Her uniform was in a mess. Johnny had collected her from the hospital last night and taken her straight to the street party. She had had no time to change. Her blouse was crumpled and a bit sweaty under the arms. She sniffed it dispiritedly. It would have to do. She didn't have another one clean. Her skirt was much the worse for wear for having been left on the floor where she'd dropped it the night before and, on closer inspection, she found there were slimy green marks on the hem from the moss on the top of the wall.

"Oh, bloody hell," she said, as she took the lot to the bathroom to see what repairs she could make with soap, lukewarm water and a toothbrush.

* * * *

Sister gave her a filthy look as she turned up in the ward, ten minutes late. "Where have you been?" she demanded. "And what on earth have you done to your uniform?"

"Sorry, Sister," Tilly muttered.

Sister rolled her eyes heavenwards with a long-suffering expression.

After that things just went from bad to worse. She dropped a bedpan on her way to the sluice-room and had to get down on her knees to scrub away the resulting mess just as the doctors were beginning their rounds. Then one of her patients had a seizure and began screaming obscenities. Then, stupid through lack of sleep, she was just about to administer an injection to the wrong patient, when one of the other nurses stopped her.

"Are you all right?" she said.

Tilly nodded, weak with relief at her narrow escape from disaster. "Oh, thank you, thank you." she said to her saviour. "It's just I'm really tired."

She looked over her shoulder to see if Sister was in earshot. "I was out dancing half the night." She bit her lip. "I should have had more sense."

The other nurse smiled at her. "Well, it's not every day we celebrate the end of a war. And there's no harm done, is there?"

She patted Tilly on the shoulder in a brief, maternal gesture, and carried on with her interrupted journey down the ward.

Tilly watched her progress with a jaundiced eye. She felt utterly depressed and hopeless. Impossible to recapture the euphoria of the night before.

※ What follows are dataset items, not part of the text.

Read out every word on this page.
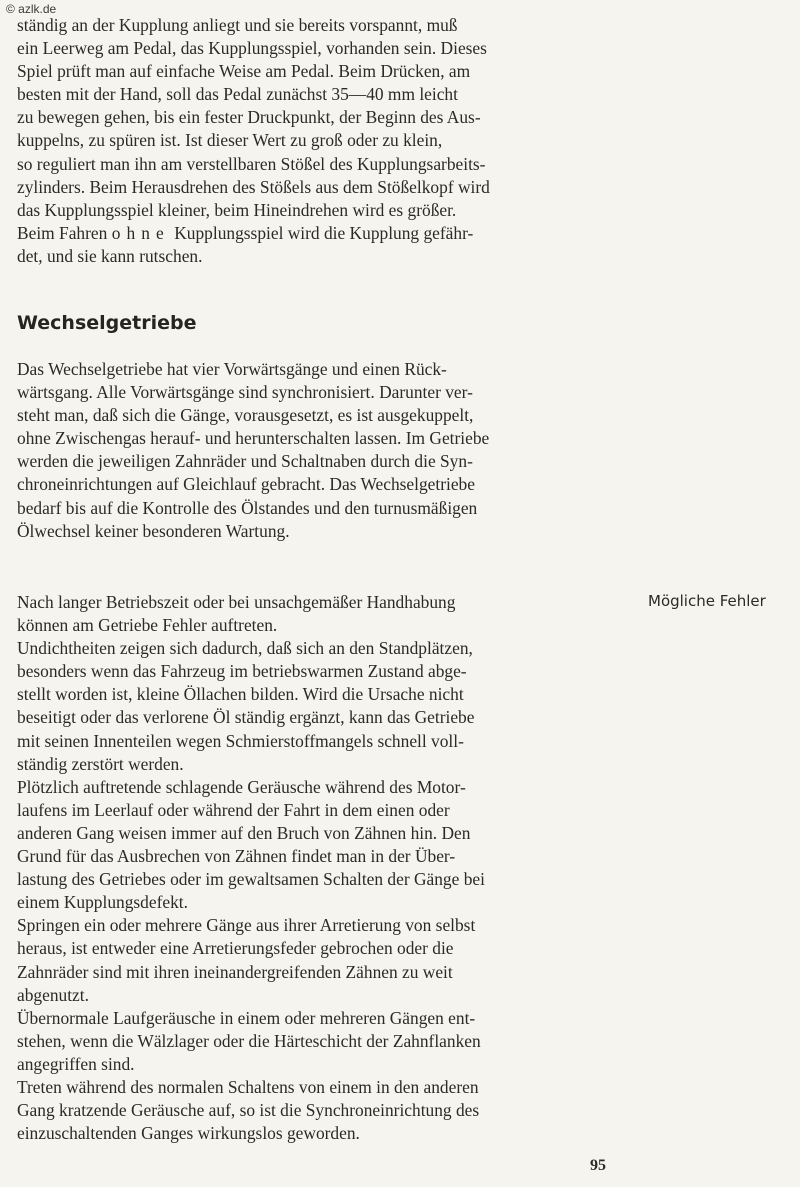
© azlk.de

ständig an der Kupplung anliegt und sie bereits vorspannt, muß

ein Leerweg am Pedal, das Kupplungsspiel, vorhanden sein. Dieses

Spiel prüft man auf einfache Weise am Pedal. Beim Drücken, am

besten mit der Hand, soll das Pedal zunächst 35—40 mm leicht

zu bewegen gehen, bis ein fester Druckpunkt, der Beginn des Aus-

kuppelns, zu spüren ist. Ist dieser Wert zu groß oder zu klein,

so reguliert man ihn am verstellbaren Stößel des Kupplungsarbeits-

zylinders. Beim Herausdrehen des Stößels aus dem Stößelkopf wird

das Kupplungsspiel kleiner, beim Hineindrehen wird es größer.

Beim Fahren ohne Kupplungsspiel wird die Kupplung gefähr-

det, und sie kann rutschen.

Wechselgetriebe

Das Wechselgetriebe hat vier Vorwärtsgänge und einen Rück-

wärtsgang. Alle Vorwärtsgänge sind synchronisiert. Darunter ver-

steht man, daß sich die Gänge, vorausgesetzt, es ist ausgekuppelt,

ohne Zwischengas herauf- und herunterschalten lassen. Im Getriebe

werden die jeweiligen Zahnräder und Schaltnaben durch die Syn-

chroneinrichtungen auf Gleichlauf gebracht. Das Wechselgetriebe

bedarf bis auf die Kontrolle des Ölstandes und den turnusmäßigen

Ölwechsel keiner besonderen Wartung.

Mögliche Fehler

Nach langer Betriebszeit oder bei unsachgemäßer Handhabung

können am Getriebe Fehler auftreten.

Undichtheiten zeigen sich dadurch, daß sich an den Standplätzen,

besonders wenn das Fahrzeug im betriebswarmen Zustand abge-

stellt worden ist, kleine Öllachen bilden. Wird die Ursache nicht

beseitigt oder das verlorene Öl ständig ergänzt, kann das Getriebe

mit seinen Innenteilen wegen Schmierstoffmangels schnell voll-

ständig zerstört werden.

Plötzlich auftretende schlagende Geräusche während des Motor-

laufens im Leerlauf oder während der Fahrt in dem einen oder

anderen Gang weisen immer auf den Bruch von Zähnen hin. Den

Grund für das Ausbrechen von Zähnen findet man in der Über-

lastung des Getriebes oder im gewaltsamen Schalten der Gänge bei

einem Kupplungsdefekt.

Springen ein oder mehrere Gänge aus ihrer Arretierung von selbst

heraus, ist entweder eine Arretierungsfeder gebrochen oder die

Zahnräder sind mit ihren ineinandergreifenden Zähnen zu weit

abgenutzt.

Übernormale Laufgeräusche in einem oder mehreren Gängen ent-

stehen, wenn die Wälzlager oder die Härteschicht der Zahnflanken

angegriffen sind.

Treten während des normalen Schaltens von einem in den anderen

Gang kratzende Geräusche auf, so ist die Synchroneinrichtung des

einzuschaltenden Ganges wirkungslos geworden.

95
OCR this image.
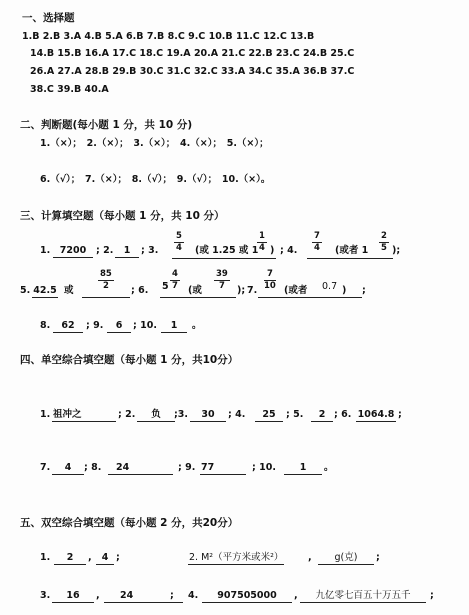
一、选择题
1.B 2.B 3.A 4.B 5.A 6.B 7.B 8.C 9.C 10.B 11.C 12.C 13.B
14.B 15.B 16.A 17.C 18.C 19.A 20.A 21.C 22.B 23.C 24.B 25.C
26.A 27.A 28.B 29.B 30.C 31.C 32.C 33.A 34.C 35.A 36.B 37.C
38.C 39.B 40.A
二、判断题(每小题 1 分，共 10 分)
1.（×）；　2.（×）；　3.（×）；　4.（×）；　5.（×）；
6.（√）；　7.（×）；　8.（√）；　9.（√）；　10.（×）。
三、计算填空题（每小题 1 分，共 10 分）
1.	7200	; 2.	1	; 3.
5
4 (或 1.25 或 1
1
4 ) ; 4.
7
4 (或者 1
2
5 );
5. 42.5 或
85
2 ; 6. 5
4
7 (或
39
7 ); 7.
7
10 (或者 0.7 ) ;
8.	62	; 9.	6	; 10.	1	。
四、单空综合填空题（每小题 1 分，共10分）
1. 祖冲之	; 2.	负	;3.	30	; 4.	25	; 5.	2 ; 6. 1064.8 ;
7.	4	; 8.	24	; 9. 77	; 10.	1	。
五、双空综合填空题（每小题 2 分，共20分）
1.	2	,	4 ;	2. M²（平方米或米²）	,	g(克)	;
3.	16	,	24	; 4.	907505000	,	九亿零七百五十万五千	;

She turned back to her patient, the right one this time, and held the hypodermic to the light, ejecting a tiny spurt of liquid to clear out any air before she plunged it with a certain degree of satisfaction into his upper arm.

He gave an involuntary start. "Steady on, nurse."

"Sorry," she said, and looked up to see Johnny coming down the ward carrying an extravagant bouquet of flowers that almost obscured his face.

Sister had materialised behind him and was marching purposefully to head him off, but he reached Tilly first and thrust the bouquet into her arms, before throwing himself down on one knee.

"Now I'll do it properly," he said. "Tilly, will you marry me?"

Sister had stopped in her tracks and was watching with a bemused expression.

Tilly took a deep breath. "Yes," she said.

A spattering of applause went up from the patients, gaining in volume as more joined in. Several nurses appeared in the doorway and began smiling and clapping as they realised what was going on. To Tilly's astonishment even Sister had joined in. Then Johnny got to his feet and took her in his arms and she lifted her face to be kissed.